Sheriff: Rounding up illegal immigrants will have big impact on local economy
By PATRICK DONOHUE

Published Wednesday, July 9, 2008

LADY'S ISLAND -- Rounding up the "mind-boggling" number of illegal immigrants working in Beaufort County will have a widespread -- and potentially unpopular -- impact on the local economy, Beaufort County Sheriff P.J. Tanner told a business group Tuesday.

Three deputies will graduate Friday from an Immigration and Customs Enforcement academy in Charleston, and they will be authorized to enforce federal immigration laws in the county.

"When these guys and gals come back, and they're certified by the United States and they can enforce federal law ... that opens the door," Tanner told the Lady's Island Business and Professional Association. "I can't give you excuses that we can't do anything, because now we finally can.

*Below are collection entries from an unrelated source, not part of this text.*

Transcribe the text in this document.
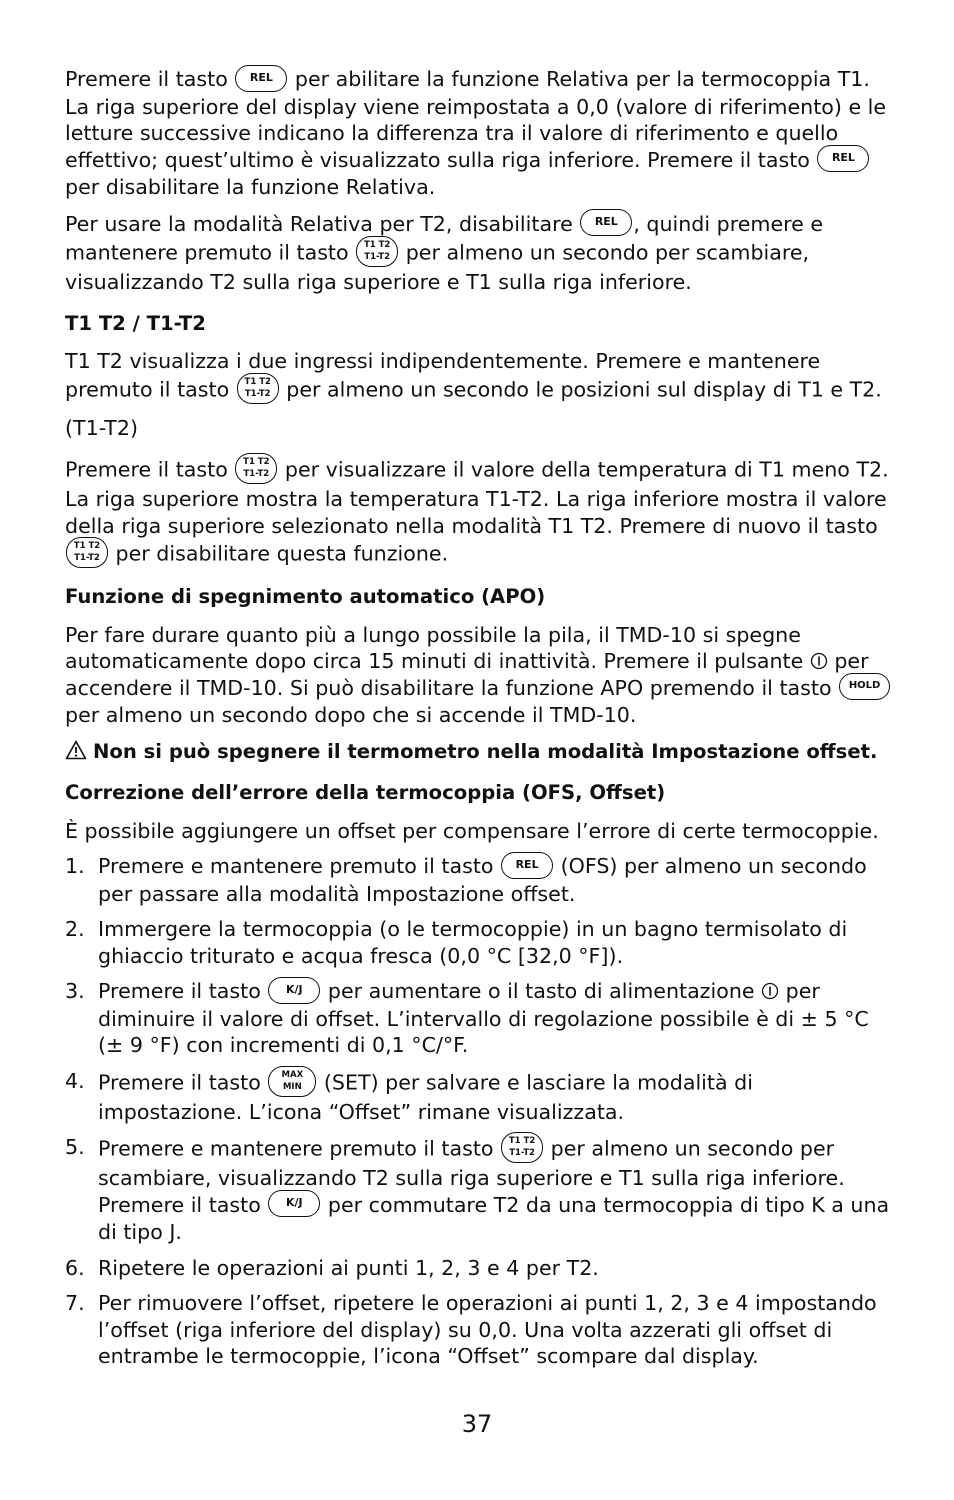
Premere il tasto REL per abilitare la funzione Relativa per la termocoppia T1. La riga superiore del display viene reimpostata a 0,0 (valore di riferimento) e le letture successive indicano la differenza tra il valore di riferimento e quello effettivo; quest’ultimo è visualizzato sulla riga inferiore. Premere il tasto REL per disabilitare la funzione Relativa.

Per usare la modalità Relativa per T2, disabilitare REL , quindi premere e mantenere premuto il tasto	T1 T2
T1-T2 per almeno un secondo per scambiare, visualizzando T2 sulla riga superiore e T1 sulla riga inferiore.

T1 T2 / T1-T2

T1 T2 visualizza i due ingressi indipendentemente. Premere e mantenere premuto il tasto	T1 T2
T1-T2 per almeno un secondo le posizioni sul display di T1 e T2.

(T1-T2)

Premere il tasto	T1 T2
T1-T2 per visualizzare il valore della temperatura di T1 meno T2. La riga superiore mostra la temperatura T1-T2. La riga inferiore mostra il valore della riga superiore selezionato nella modalità T1 T2. Premere di nuovo il tasto
T1 T2
T1-T2 per disabilitare questa funzione.

Funzione di spegnimento automatico (APO)

Per fare durare quanto più a lungo possibile la pila, il TMD-10 si spegne automaticamente dopo circa 15 minuti di inattività. Premere il pulsante per accendere il TMD-10. Si può disabilitare la funzione APO premendo il tasto HOLD per almeno un secondo dopo che si accende il TMD-10.

Non si può spegnere il termometro nella modalità Impostazione offset.

Correzione dell’errore della termocoppia (OFS, Offset)

È possibile aggiungere un offset per compensare l’errore di certe termocoppie.

1. Premere e mantenere premuto il tasto REL (OFS) per almeno un secondo per passare alla modalità Impostazione offset.
2. Immergere la termocoppia (o le termocoppie) in un bagno termisolato di ghiaccio triturato e acqua fresca (0,0 °C [32,0 °F]).
3. Premere il tasto K/J per aumentare o il tasto di alimentazione per diminuire il valore di offset. L’intervallo di regolazione possibile è di ± 5 °C (± 9 °F) con incrementi di 0,1 °C/°F.
4. Premere il tasto	MAX
MIN	(SET) per salvare e lasciare la modalità di impostazione. L’icona “Offset” rimane visualizzata.
5. Premere e mantenere premuto il tasto	T1 T2
T1-T2 per almeno un secondo per scambiare, visualizzando T2 sulla riga superiore e T1 sulla riga inferiore. Premere il tasto K/J per commutare T2 da una termocoppia di tipo K a una di tipo J.
6. Ripetere le operazioni ai punti 1, 2, 3 e 4 per T2.
7. Per rimuovere l’offset, ripetere le operazioni ai punti 1, 2, 3 e 4 impostando l’offset (riga inferiore del display) su 0,0. Una volta azzerati gli offset di entrambe le termocoppie, l’icona “Offset” scompare dal display.
37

And this is the only avenue that gives us the opportunity to do something.

"If we go around Beaufort County and start rounding up folks because they're foreign-born illegals, then what impact do you think that's going to have on the economy of Beaufort County? It's going to have a tremendous impact."

Tanner said he expects a countywide crackdown on illegal immigration might anger some residents, many of whom frequent businesses that employ illegal aliens.

"When we start this ... the general public in Beaufort County, the citizens of Beaufort County are going to start calling me, (Beaufort County administrator) Gary Kubic, County Council members and other folks, saying, 'Hey, y'all need to lighten up a little bit,' " he said.

"When you got golf courses that can't sell a tee time because the grass hasn't been cut, you can't get to your dry cleaners anymore or you go to a restaurant that you always loved and sit down and you've got to wait an hour and a half or two hours because they got a 50 percent cut in employees, we'll have citizens calling us and tell us, 'Y'all need to rethink this.' "

Cracking down on illegal immigrants also could put additional pressure on the already crowded county jail, he said.

The jail has 255 beds, and Tanner said that by the end of Tuesday, the inmate count likely would be more than 400.

"Do you know the pressures put on corrections officers within that system, dealing with that many people?" he said.

"Do you know that the risk that we're having here of a riot inside that jail?" he added. "Do you know the liability that we're assuming for putting that many people inside a facility built for 255? ... So we've got to be careful."

Tanner said an ideal solution to the crowding would be to build another jail. He said there is no room for additional

construction at the detention center on Duke Street in Beaufort. He suggested the current jail could be used as a pre-sentencing or short-term facility.